The “jump”? The jump from what? Watty is immensely confused. But he is new to the site, so it is to be expected.

We are not Thomists here. We do not argue from some ultimate interpretive principle outside of our worldview to the existence of a generic god discoverable through unaided fallen human reasoning.

We are Calvinists here. We argue from the ultimate interpretive principle inside of our worldview to the foolishness of unaided fallen human reasoning.

The Christian God in particular is our ultimate interpretive principle. He is the absolute authority who has revealed Himself to us. We evaluate evidence in virtue of our Christian presuppositions. We do not argue to God. We begin our argument with Him.

You will object that there is something unconscionable about us presupposing the existence of God. I reply that it is no more unconscionable than your presupposing the opposite.

You will respond that the reason you do not believe in God is because there is no evidence for His existence. I reply that when you make the aforementioned claim, you merely assume your position for the sake of arguing for your position.

Your ultimate interpretive principle requires you to believe that there is no evidence for God.

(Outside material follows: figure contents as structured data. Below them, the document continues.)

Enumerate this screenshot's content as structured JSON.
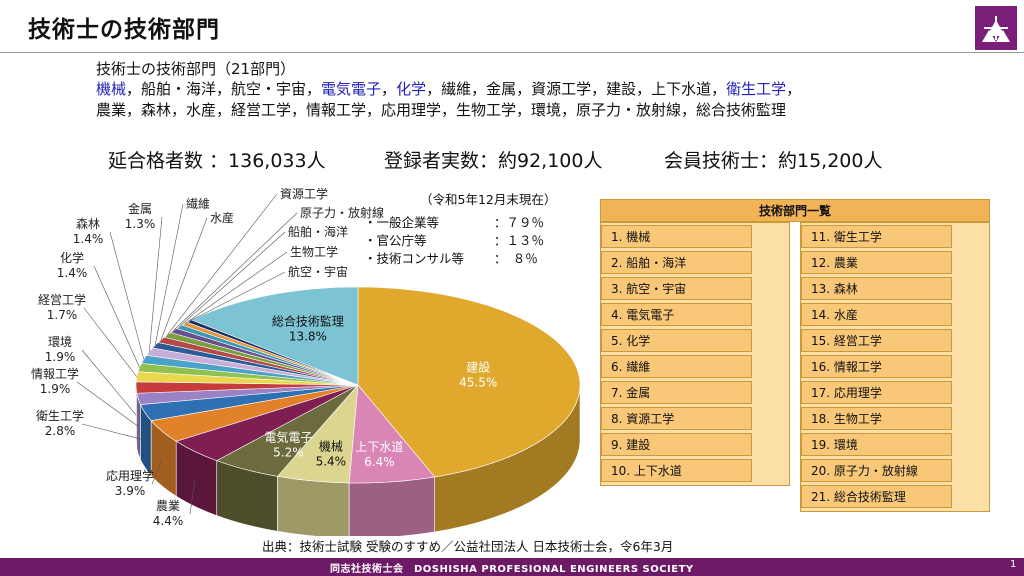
{
  "title": "技術士の技術部門",
  "intro": {
    "heading": "技術士の技術部門（21部門）",
    "line1": [
      {
        "text": "機械",
        "hl": true
      },
      {
        "text": "，船舶・海洋，航空・宇宙，",
        "hl": false
      },
      {
        "text": "電気電子",
        "hl": true
      },
      {
        "text": "，",
        "hl": false
      },
      {
        "text": "化学",
        "hl": true
      },
      {
        "text": "，繊維，金属，資源工学，建設，上下水道，",
        "hl": false
      },
      {
        "text": "衛生工学",
        "hl": true
      },
      {
        "text": "，",
        "hl": false
      }
    ],
    "line2": "農業，森林，水産，経営工学，情報工学，応用理学，生物工学，環境，原子力・放射線，総合技術監理"
  },
  "stats": {
    "passers": "延合格者数 ：136,033人",
    "registered": "登録者実数：約92,100人",
    "members": "会員技術士：約15,200人"
  },
  "breakdown": {
    "as_of": "（令和5年12月末現在）",
    "rows": [
      {
        "label": "・一般企業等",
        "value": "：７９％"
      },
      {
        "label": "・官公庁等",
        "value": "：１３％"
      },
      {
        "label": "・技術コンサル等",
        "value": "：　８％"
      }
    ]
  },
  "chart_data": {
    "type": "pie",
    "slices": [
      {
        "name": "建設",
        "value": 45.5,
        "label": "45.5%",
        "color": "#e0a92e"
      },
      {
        "name": "上下水道",
        "value": 6.4,
        "label": "6.4%",
        "color": "#d986b6"
      },
      {
        "name": "機械",
        "value": 5.4,
        "label": "5.4%",
        "color": "#dcd58f"
      },
      {
        "name": "電気電子",
        "value": 5.2,
        "label": "5.2%",
        "color": "#6b6b3d"
      },
      {
        "name": "農業",
        "value": 4.4,
        "label": "4.4%",
        "color": "#7e1e53"
      },
      {
        "name": "応用理学",
        "value": 3.9,
        "label": "3.9%",
        "color": "#e1822b"
      },
      {
        "name": "衛生工学",
        "value": 2.8,
        "label": "2.8%",
        "color": "#2f6fb3"
      },
      {
        "name": "情報工学",
        "value": 1.9,
        "label": "1.9%",
        "color": "#9b82c4"
      },
      {
        "name": "環境",
        "value": 1.9,
        "label": "1.9%",
        "color": "#c63c3c"
      },
      {
        "name": "経営工学",
        "value": 1.7,
        "label": "1.7%",
        "color": "#e9d84c"
      },
      {
        "name": "化学",
        "value": 1.4,
        "label": "1.4%",
        "color": "#8fc050"
      },
      {
        "name": "森林",
        "value": 1.4,
        "label": "1.4%",
        "color": "#4aa3c7"
      },
      {
        "name": "金属",
        "value": 1.3,
        "label": "1.3%",
        "color": "#c6aed6"
      },
      {
        "name": "繊維",
        "value": 1.0,
        "label": "",
        "color": "#2d5b95"
      },
      {
        "name": "水産",
        "value": 1.0,
        "label": "",
        "color": "#b34a48"
      },
      {
        "name": "資源工学",
        "value": 0.9,
        "label": "",
        "color": "#78a040"
      },
      {
        "name": "原子力・放射線",
        "value": 0.8,
        "label": "",
        "color": "#6a4e8e"
      },
      {
        "name": "船舶・海洋",
        "value": 0.7,
        "label": "",
        "color": "#3a9ab2"
      },
      {
        "name": "生物工学",
        "value": 0.6,
        "label": "",
        "color": "#e5933e"
      },
      {
        "name": "航空・宇宙",
        "value": 0.5,
        "label": "",
        "color": "#1e2f60"
      },
      {
        "name": "総合技術監理",
        "value": 13.8,
        "label": "13.8%",
        "color": "#7cc3d4"
      }
    ]
  },
  "dept_list": {
    "header": "技術部門一覧",
    "left": [
      "1. 機械",
      "2. 船舶・海洋",
      "3. 航空・宇宙",
      "4. 電気電子",
      "5. 化学",
      "6. 繊維",
      "7. 金属",
      "8. 資源工学",
      "9. 建設",
      "10. 上下水道"
    ],
    "right": [
      "11. 衛生工学",
      "12. 農業",
      "13. 森林",
      "14. 水産",
      "15. 経営工学",
      "16. 情報工学",
      "17. 応用理学",
      "18. 生物工学",
      "19. 環境",
      "20. 原子力・放射線",
      "21. 総合技術監理"
    ]
  },
  "source": "出典：技術士試験 受験のすすめ／公益社団法人 日本技術士会，令6年3月",
  "footer": {
    "org": "同志社技術士会　DOSHISHA PROFESIONAL ENGINEERS SOCIETY",
    "page": "1"
  },
  "colors": {
    "brand": "#6d1a66",
    "table_cell": "#f8c777",
    "table_header": "#f0b355"
  }
}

Our ultimate interpretive principle requires us to believe that the evidence for God is abundant and plain.

When you complain that the “jump” to God is too far, you take out the Thomists, and leave us standing.

When you complain that the evidence is not extraordinary, you opine according to your own presuppositions, and leave us alone.

The way you present your objections is a bit like coming down hard on someone for driving on the left hand side of the road without taking into account that he’s in England.